Because HGH is banned by the World Anti-Doping Agency, Major League Baseball, the NFL and other professional sports leagues, athletes who want to use it run the risk of testing positive and receiving a ban from their sport. But athletes could seek a therapeutic use exemption (TUE) to avoid doping hurdles. It’s not impossible to imagine a spike in TUEs for growth hormone given the appeal of PRP therapy (golfer Tiger Woods, Steelers wide receiver Hines Ward and Mets shortstop Jose Reyes have had the treatment) and the potential of stem cell treatment, especially if physicians tout the benefits of adding HGH with those procedures. But because of the limited number of medical conditions for which HGH is an accepted form of treatment, it would be a longshot for such a TUE to be granted.

“Look, any substance on the WADA banned list – if you meet the internationally accepted standard for TUEs, you can have one,” says Travis Tygart, the CEO of the United States Anti-Doping Agency. “Certainly people have flat-out applied for HGH. A couple of TUEs (for HGH) have been granted.”

Tygart says in one instance, the athlete had a growth deficiency. Since 2008, when MLB began making public the number of TUEs it grants, there has not been an instance where a major leaguer has been approved to use HGH through an exemption.

“I know testosterone has been granted for TUEs,” Tygart continues. “You can’t answer it blanket for every case. Certainly a high-level scrutiny and skepticism will come up with someone seeking to use HGH. We’ve seen athletes trying to disguise sophisticated doping in that fashion, particularly when they try to get a TUE after they’ve had a positive test.”

Olympic athletes are tested for HGH, and baseball conducts blood tests for the drug in the minor leagues (urine tests are ineffective in detecting it).

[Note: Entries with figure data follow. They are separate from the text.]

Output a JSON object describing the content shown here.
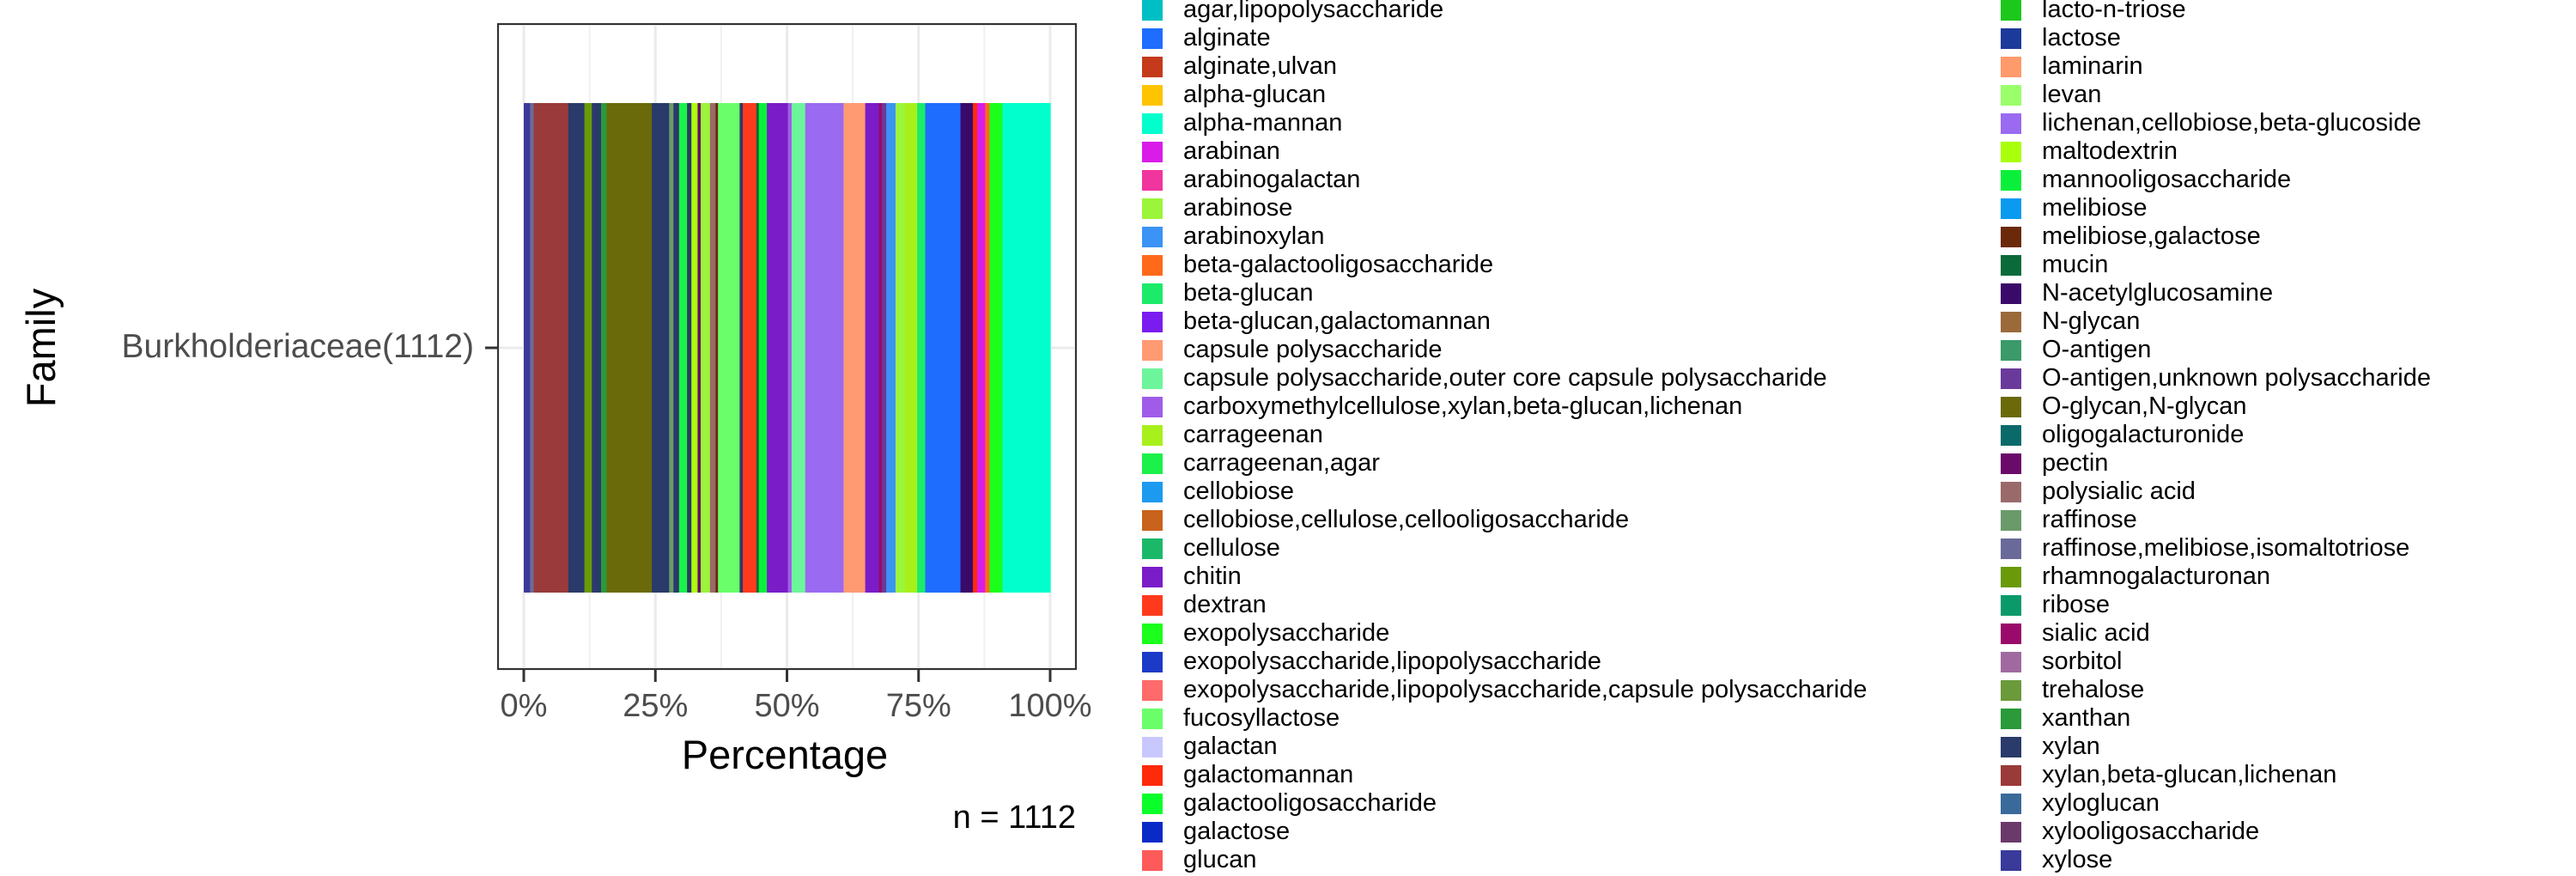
{
  "chart_data": {
    "type": "bar",
    "orientation": "horizontal-stacked",
    "ylabel": "Family",
    "xlabel": "Percentage",
    "categories": [
      "Burkholderiaceae(1112)"
    ],
    "xlim": [
      0,
      100
    ],
    "xticks": [
      "0%",
      "25%",
      "50%",
      "75%",
      "100%"
    ],
    "grid": true,
    "legend": "right",
    "annotation": "n = 1112",
    "legend_entries": [
      {
        "name": "agar,lipopolysaccharide",
        "color": "#00BFC4"
      },
      {
        "name": "alginate",
        "color": "#1F6DFF"
      },
      {
        "name": "alginate,ulvan",
        "color": "#C43A1A"
      },
      {
        "name": "alpha-glucan",
        "color": "#FFC400"
      },
      {
        "name": "alpha-mannan",
        "color": "#00FFCC"
      },
      {
        "name": "arabinan",
        "color": "#D91CE8"
      },
      {
        "name": "arabinogalactan",
        "color": "#F0359E"
      },
      {
        "name": "arabinose",
        "color": "#9BF53A"
      },
      {
        "name": "arabinoxylan",
        "color": "#3A93F5"
      },
      {
        "name": "beta-galactooligosaccharide",
        "color": "#FF6A1A"
      },
      {
        "name": "beta-glucan",
        "color": "#1CEB6A"
      },
      {
        "name": "beta-glucan,galactomannan",
        "color": "#7A1CF0"
      },
      {
        "name": "capsule polysaccharide",
        "color": "#FF9A72"
      },
      {
        "name": "capsule polysaccharide,outer core capsule polysaccharide",
        "color": "#6CF59A"
      },
      {
        "name": "carboxymethylcellulose,xylan,beta-glucan,lichenan",
        "color": "#A05CE8"
      },
      {
        "name": "carrageenan",
        "color": "#A8F01C"
      },
      {
        "name": "carrageenan,agar",
        "color": "#1CF04A"
      },
      {
        "name": "cellobiose",
        "color": "#1C9AF0"
      },
      {
        "name": "cellobiose,cellulose,cellooligosaccharide",
        "color": "#C8621C"
      },
      {
        "name": "cellulose",
        "color": "#1CB86A"
      },
      {
        "name": "chitin",
        "color": "#7A1CC8"
      },
      {
        "name": "dextran",
        "color": "#FF3A1C"
      },
      {
        "name": "exopolysaccharide",
        "color": "#1CFF1C"
      },
      {
        "name": "exopolysaccharide,lipopolysaccharide",
        "color": "#1C3AC8"
      },
      {
        "name": "exopolysaccharide,lipopolysaccharide,capsule polysaccharide",
        "color": "#FF6A6A"
      },
      {
        "name": "fucosyllactose",
        "color": "#6AFF6A"
      },
      {
        "name": "galactan",
        "color": "#C8C8FF"
      },
      {
        "name": "galactomannan",
        "color": "#FF2A0A"
      },
      {
        "name": "galactooligosaccharide",
        "color": "#0AFF2A"
      },
      {
        "name": "galactose",
        "color": "#0A2AC8"
      },
      {
        "name": "glucan",
        "color": "#FF5A5A"
      },
      {
        "name": "lacto-n-triose",
        "color": "#1CC81C"
      },
      {
        "name": "lactose",
        "color": "#1C3A9A"
      },
      {
        "name": "laminarin",
        "color": "#FF9A6A"
      },
      {
        "name": "levan",
        "color": "#9AFF6A"
      },
      {
        "name": "lichenan,cellobiose,beta-glucoside",
        "color": "#9A6AF0"
      },
      {
        "name": "maltodextrin",
        "color": "#AAFF0A"
      },
      {
        "name": "mannooligosaccharide",
        "color": "#0AF03A"
      },
      {
        "name": "melibiose",
        "color": "#0A9AF0"
      },
      {
        "name": "melibiose,galactose",
        "color": "#6A2A0A"
      },
      {
        "name": "mucin",
        "color": "#0A6A3A"
      },
      {
        "name": "N-acetylglucosamine",
        "color": "#3A0A6A"
      },
      {
        "name": "N-glycan",
        "color": "#9A6A3A"
      },
      {
        "name": "O-antigen",
        "color": "#3A9A6A"
      },
      {
        "name": "O-antigen,unknown polysaccharide",
        "color": "#6A3A9A"
      },
      {
        "name": "O-glycan,N-glycan",
        "color": "#6A6A0A"
      },
      {
        "name": "oligogalacturonide",
        "color": "#0A6A6A"
      },
      {
        "name": "pectin",
        "color": "#6A0A6A"
      },
      {
        "name": "polysialic acid",
        "color": "#9A6A6A"
      },
      {
        "name": "raffinose",
        "color": "#6A9A6A"
      },
      {
        "name": "raffinose,melibiose,isomaltotriose",
        "color": "#6A6A9A"
      },
      {
        "name": "rhamnogalacturonan",
        "color": "#6A9A0A"
      },
      {
        "name": "ribose",
        "color": "#0A9A6A"
      },
      {
        "name": "sialic acid",
        "color": "#9A0A6A"
      },
      {
        "name": "sorbitol",
        "color": "#A06AA0"
      },
      {
        "name": "trehalose",
        "color": "#6A9A3A"
      },
      {
        "name": "xanthan",
        "color": "#2A9A3A"
      },
      {
        "name": "xylan",
        "color": "#2A3A6A"
      },
      {
        "name": "xylan,beta-glucan,lichenan",
        "color": "#9A3A3A"
      },
      {
        "name": "xyloglucan",
        "color": "#3A6A9A"
      },
      {
        "name": "xylooligosaccharide",
        "color": "#6A3A6A"
      },
      {
        "name": "xylose",
        "color": "#3A3A9A"
      }
    ],
    "segments": [
      {
        "name": "xylose",
        "value": 1.0
      },
      {
        "name": "raffinose,melibiose,isomaltotriose",
        "value": 0.6
      },
      {
        "name": "xylan,beta-glucan,lichenan",
        "value": 5.6
      },
      {
        "name": "xylan",
        "value": 2.6
      },
      {
        "name": "rhamnogalacturonan",
        "value": 1.2
      },
      {
        "name": "xylan",
        "value": 1.5
      },
      {
        "name": "xanthan",
        "value": 0.9
      },
      {
        "name": "O-glycan,N-glycan",
        "value": 7.3
      },
      {
        "name": "xylan",
        "value": 2.8
      },
      {
        "name": "raffinose",
        "value": 0.7
      },
      {
        "name": "xylan",
        "value": 0.9
      },
      {
        "name": "carrageenan,agar",
        "value": 1.3
      },
      {
        "name": "xylan",
        "value": 0.7
      },
      {
        "name": "maltodextrin",
        "value": 1.0
      },
      {
        "name": "pectin",
        "value": 0.5
      },
      {
        "name": "arabinose",
        "value": 1.5
      },
      {
        "name": "polysialic acid",
        "value": 0.9
      },
      {
        "name": "melibiose,galactose",
        "value": 0.4
      },
      {
        "name": "fucosyllactose",
        "value": 3.5
      },
      {
        "name": "xylan",
        "value": 0.5
      },
      {
        "name": "dextran",
        "value": 2.2
      },
      {
        "name": "mucin",
        "value": 0.4
      },
      {
        "name": "mannooligosaccharide",
        "value": 1.3
      },
      {
        "name": "chitin",
        "value": 3.4
      },
      {
        "name": "carboxymethylcellulose,xylan,beta-glucan,lichenan",
        "value": 0.6
      },
      {
        "name": "capsule polysaccharide,outer core capsule polysaccharide",
        "value": 2.2
      },
      {
        "name": "lichenan,cellobiose,beta-glucoside",
        "value": 6.2
      },
      {
        "name": "capsule polysaccharide",
        "value": 3.5
      },
      {
        "name": "chitin",
        "value": 2.2
      },
      {
        "name": "sialic acid",
        "value": 0.5
      },
      {
        "name": "O-antigen,unknown polysaccharide",
        "value": 0.7
      },
      {
        "name": "arabinoxylan",
        "value": 1.5
      },
      {
        "name": "arabinose",
        "value": 1.5
      },
      {
        "name": "carrageenan",
        "value": 2.0
      },
      {
        "name": "beta-glucan",
        "value": 1.3
      },
      {
        "name": "alginate",
        "value": 5.7
      },
      {
        "name": "N-acetylglucosamine",
        "value": 2.0
      },
      {
        "name": "galactomannan",
        "value": 0.7
      },
      {
        "name": "arabinan",
        "value": 1.3
      },
      {
        "name": "beta-galactooligosaccharide",
        "value": 0.7
      },
      {
        "name": "exopolysaccharide",
        "value": 2.1
      },
      {
        "name": "alpha-mannan",
        "value": 7.7
      }
    ]
  }
}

The NFL was set to screen players for HGH this season, after the league’s union agreed in principle to implement blood testing when the new collective bargaining agreement was finalized. But the union has not signed off on the test, citing problems with the efficacy of the blood test. League and NFL union representatives clashed with WADA officials in Montreal in August over the reliability of the blood test. The NFL’s 2010 drug policy remains in effect, and the HGH testing issue is in limbo.

At a Sept. 9 North American Platelet-Rich Plasma symposium in Toronto, dozens of physicians from the U.S. and Canada gathered to discuss and debate the advances, effectiveness and science of PRP therapy, but HGH was also a frequent topic of conversation.

“I saw incredible science behind what we’re doing and I think PRP is the greatest advance in sports medicine since the MRI (magnetic resonance imaging),” says Dr. Lewis Maharam, the past president of the New York chapter of the American College of Sports Medicine, who attended the Toronto event. “But there are studies that support that HGH exponentially increases the potential of PRP’s usefulness and healing power.”